THE HOMEBURG MARINE BAND
Where Music is Cherished for its own Sweet Sake Regardless of Dividends
Where you New Yorkers get farthest ahead of us Homeburgers, Jim, is the fact that you can go out and soak yourself in real, soul-hoisting music whenever you feel like it—provided, of course, that you have the price and that some speculator hasn't cornered the tickets, and that you can get home at night in time to get dressed in time to go back to town, and that you have sufficient nerve and endurance to go four rounds with your celebrated subway in the same twenty-four hours.
You can't realize what having music constantly on tap means to a pilgrim from a town where two concerts in a winter is a gorge, and where about the only regular musical diversion is going to church on Sunday morning and betting on where the veteran soprano in the choir is going to hang on to the key or skid on the high turns. You laugh at me because I can't eat down-town unless I am encouraged by a bull fiddle, and because I gulp at free concert tickets like a young robin swallowing worms. But if most of your life had been spent listening to Mrs.

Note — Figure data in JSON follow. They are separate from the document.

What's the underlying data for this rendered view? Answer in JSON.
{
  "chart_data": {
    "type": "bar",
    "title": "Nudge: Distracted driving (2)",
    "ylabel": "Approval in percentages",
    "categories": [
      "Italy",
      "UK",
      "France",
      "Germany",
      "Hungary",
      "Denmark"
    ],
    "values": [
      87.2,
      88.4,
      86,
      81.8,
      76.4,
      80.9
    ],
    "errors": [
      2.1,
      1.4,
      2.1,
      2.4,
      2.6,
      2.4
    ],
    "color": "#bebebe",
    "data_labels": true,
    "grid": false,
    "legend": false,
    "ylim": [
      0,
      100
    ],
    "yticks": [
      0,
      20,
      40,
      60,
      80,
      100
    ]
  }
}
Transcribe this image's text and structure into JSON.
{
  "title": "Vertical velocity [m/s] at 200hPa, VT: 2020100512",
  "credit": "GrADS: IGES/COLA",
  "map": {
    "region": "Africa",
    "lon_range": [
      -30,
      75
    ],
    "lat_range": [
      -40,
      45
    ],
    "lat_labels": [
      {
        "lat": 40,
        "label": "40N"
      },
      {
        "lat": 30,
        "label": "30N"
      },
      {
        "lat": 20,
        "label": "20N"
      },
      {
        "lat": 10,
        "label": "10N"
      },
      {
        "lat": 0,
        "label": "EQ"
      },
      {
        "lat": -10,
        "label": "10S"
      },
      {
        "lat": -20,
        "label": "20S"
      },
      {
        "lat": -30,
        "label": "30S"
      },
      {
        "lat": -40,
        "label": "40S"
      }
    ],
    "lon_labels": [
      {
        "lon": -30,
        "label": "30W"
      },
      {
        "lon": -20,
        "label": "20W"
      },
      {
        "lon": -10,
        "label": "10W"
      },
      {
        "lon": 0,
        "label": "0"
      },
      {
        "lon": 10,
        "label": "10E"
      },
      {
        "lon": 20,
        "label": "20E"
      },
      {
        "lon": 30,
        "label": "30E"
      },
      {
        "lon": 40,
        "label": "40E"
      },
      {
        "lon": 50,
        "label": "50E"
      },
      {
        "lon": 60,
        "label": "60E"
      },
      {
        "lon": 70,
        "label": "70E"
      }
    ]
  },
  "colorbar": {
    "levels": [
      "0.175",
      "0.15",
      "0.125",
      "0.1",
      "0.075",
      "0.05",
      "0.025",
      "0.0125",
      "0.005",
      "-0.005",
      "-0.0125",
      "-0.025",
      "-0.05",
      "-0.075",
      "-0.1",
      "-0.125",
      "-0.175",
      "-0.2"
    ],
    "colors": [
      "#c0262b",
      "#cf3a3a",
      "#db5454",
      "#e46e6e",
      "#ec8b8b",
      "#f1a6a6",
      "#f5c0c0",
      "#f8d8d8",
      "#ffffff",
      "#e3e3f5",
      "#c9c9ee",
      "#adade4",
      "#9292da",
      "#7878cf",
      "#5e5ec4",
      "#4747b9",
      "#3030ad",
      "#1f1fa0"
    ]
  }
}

Sim Estabrook jumping for middle C about as successfully as a dog jumps for a squirrel in a hickory tree, you'd splash around in melody, too, while you had the chance.
Of course, I don't mean to say that the music canneries don't do as big a business out our way as they do anywhere. I'll bet they ship as much as ten barrels of assorted masterpieces a month into Homeburg for our graphophone cranks; and last winter Wimble Horn broke the piano-player record by tramping out Tannhäuser in seven minutes flat. But while these things educate us and enable us to roll our eyes in the right place in a Wagner number, they don't satisfy the soul any more than souvenir cards from Europe take away a thirst for travel. We want the real thing, and year in and out we're music-hungry. We drive our young folks to the piano and listen to them heroically until they get good, and then they go away to the city where the gate receipts are better and leave us at Lutie Briggs's mercy again. Time and time again the only thing that has stood between Homeburg and a ghastly musical silence has been the Homeburg Marine Band.
That's right! Laugh, darn you! What if Homeburg is twenty miles from the nearest creek? Our band is a lot nearer salt water than your Café de Paris is to France. And, besides, there are only three names for a country band, anyway. If it isn't the Marine Band, it has to be the Military Band, or the Silver Cornet Band. Chet Frazier, who is our village cut-up, says that they named ours the Marine Band years ago, after it had waded out to the cemetery on a wet Memorial Day through our celebrated bottomless roads.
You can't realize what a comfort and pride a band is in a Class X town, unless you have grown up in one. They say this isn't a musical country, but its intentions are certainly good as far as brass bands go. Long before an American town is big enough to have a post-office, its citizens have either organized a brass band or are trying to get another man to move in to complete a quorum. Life never gets so complicated out on the grain elevator circuit that the station agent, school principal, and the two rival blacksmiths, and the city marshal can't lug their horns down-town once a week in the evening and soar sweetly off into melody at band practice—that is, if they can get off on the same beat during the evening.
I can hear our home band now—up over McMuggins' Drug Store on a summer evening. It's hot—not hot enough to ignite the woodwork, but plenty warm enough to fry eggs on the sidewalks—and the whole town is out on the porches and lawns chasing a breeze, except the band. It is up in the super-heated lodge room of the Modern Woodmen, huddled around two oil lamps, because the less light it has the less heat will be generated, and it is getting ready to practice the "Washington Post March" for the Fourth of July parade. Our band has practiced the "Washington Post March" for over twenty years, but while the band has altered greatly, the grand old piece shows no sign of wear and is as fresh and unconquerable as ever.
Querulous, complaining sounds come from the lodge room. The tenor horns are crooning, and the bass horn blatting gently, while the clarionet players are chasing each other up and down the scale, like squirrels running round and round in a cage. The warming-up exercises are on. They will continue until Frank Sundell shaves his last customer and gets up to the hall with his trombone. You can tell when he comes. He pulls the slide in and out a couple of times with an unearthly chromatic grunt, and then there is a deep, pregnant silence. They are going to begin.
Usually they begin several times. It is as hard to get a band off together in practice as it is to send a dozen horses from the wire. But finally the bass catches up with the cornets, and the others sprint or put on the brakes, and they land on the fourth or fifth beat together.